Jasmir Urbina, una solicitante de asilo nicaragüense que vivía legalmente en Nueva Orleans con su esposo, fue deportada tras caer en una estafa migratoria. Su caso refleja cómo la desesperación y el miedo generados por las redadas del gobierno de Donald Trump han abierto la puerta a defraudadores que prometen soluciones rápidas a cambio de miles de dólares.

Urbina, de 35 años, llegó a EE.UU. en 2022 y cumplía con los requisitos de su estatus migratorio, presentándose periódicamente ante las autoridades. Sin embargo, el anuncio de las llamadas "Operaciones de Barrido" por parte del gobierno de Trump en noviembre de 2025 aumentó su ansiedad. Días antes de su audiencia en la corte de inmigración, Urbina buscó ayuda en redes sociales y encontró un anuncio de Catholic Charities, una organización reconocida que ofrece asistencia legal a inmigrantes.

Tras contactar a la supuesta abogada Susan Millan a través de WhatsApp, Urbina compartió su situación. Millan, quien presentaba una imagen profesional con una foto de fondo que parecía una biblioteca, le aseguró que podía resolver su caso mediante una audiencia virtual con las autoridades migratorias. Para ganar su confianza, Millan mencionó detalles personales como tener un marido enfermo y dos hijos, además de su apoyo a la iglesia.

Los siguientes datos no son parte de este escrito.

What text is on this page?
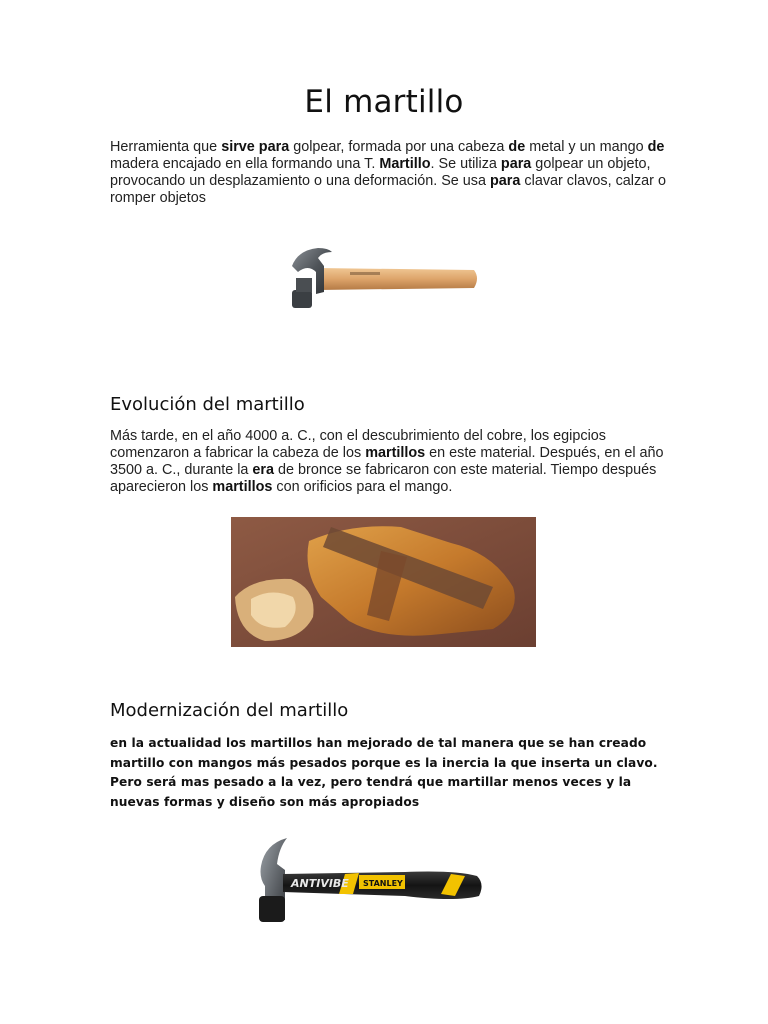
El martillo

Herramienta que sirve para golpear, formada por una cabeza de metal y un mango de madera encajado en ella formando una T. Martillo. Se utiliza para golpear un objeto, provocando un desplazamiento o una deformación. Se usa para clavar clavos, calzar o romper objetos

Evolución del martillo

Más tarde, en el año 4000 a. C., con el descubrimiento del cobre, los egipcios comenzaron a fabricar la cabeza de los martillos en este material. Después, en el año 3500 a. C., durante la era de bronce se fabricaron con este material. Tiempo después aparecieron los martillos con orificios para el mango.

Modernización del martillo

en la actualidad los martillos han mejorado de tal manera que se han creado martillo con mangos más pesados porque es la inercia la que inserta un clavo. Pero será mas pesado a la vez, pero tendrá que martillar menos veces y la nuevas formas y diseño son más apropiados

ANTIVIBE STANLEY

Urbina pagó casi 10.000 dólares a través de la aplicación Zelle, dinero que habían ahorrado para comprar su primera casa. Según sus registros financieros, Millan le pidió documentación adicional, como cinco referencias personales, a cambio de otro pago para gestionar su trámite. El 21 de noviembre de 2025, Urbina declaró ante un funcionario vestido con un uniforme verde, que parecía tener insignias gubernamentales, en una audiencia virtual de cinco minutos. Al día siguiente, Millan le notificó por WhatsApp que había ganado la residencia y que recibiría los documentos por correo.

Confiada, Urbina preguntó si debía asistir a su cita en la corte el 24 de noviembre. Millan le respondió: "No te preocupes, no es necesario". Sin embargo, al intentar contactarla al día siguiente, el chat de WhatsApp quedó en silencio. Tras dos días sin respuesta, Urbina sospechó que había sido engañada y escribió en un mensaje lleno de frustración: "Dios está con nosotros y lucha por sus hijos; hoy te has metido con la persona equivocada y pagarás por ello, cobardes". No existe registro de una abogada llamada Susan Millan.

El caso de Urbina es solo uno de los muchos fraudes migratorios que han proliferado en EE.UU. desde el inicio de las políticas de deportación masiva del gobierno de Trump. La combinación de miedo, desinformación y la urgencia por regularizar la situación migratoria ha convertido a los inmigrantes en blancos fáciles para estafadores que prometen soluciones rápidas y seguras.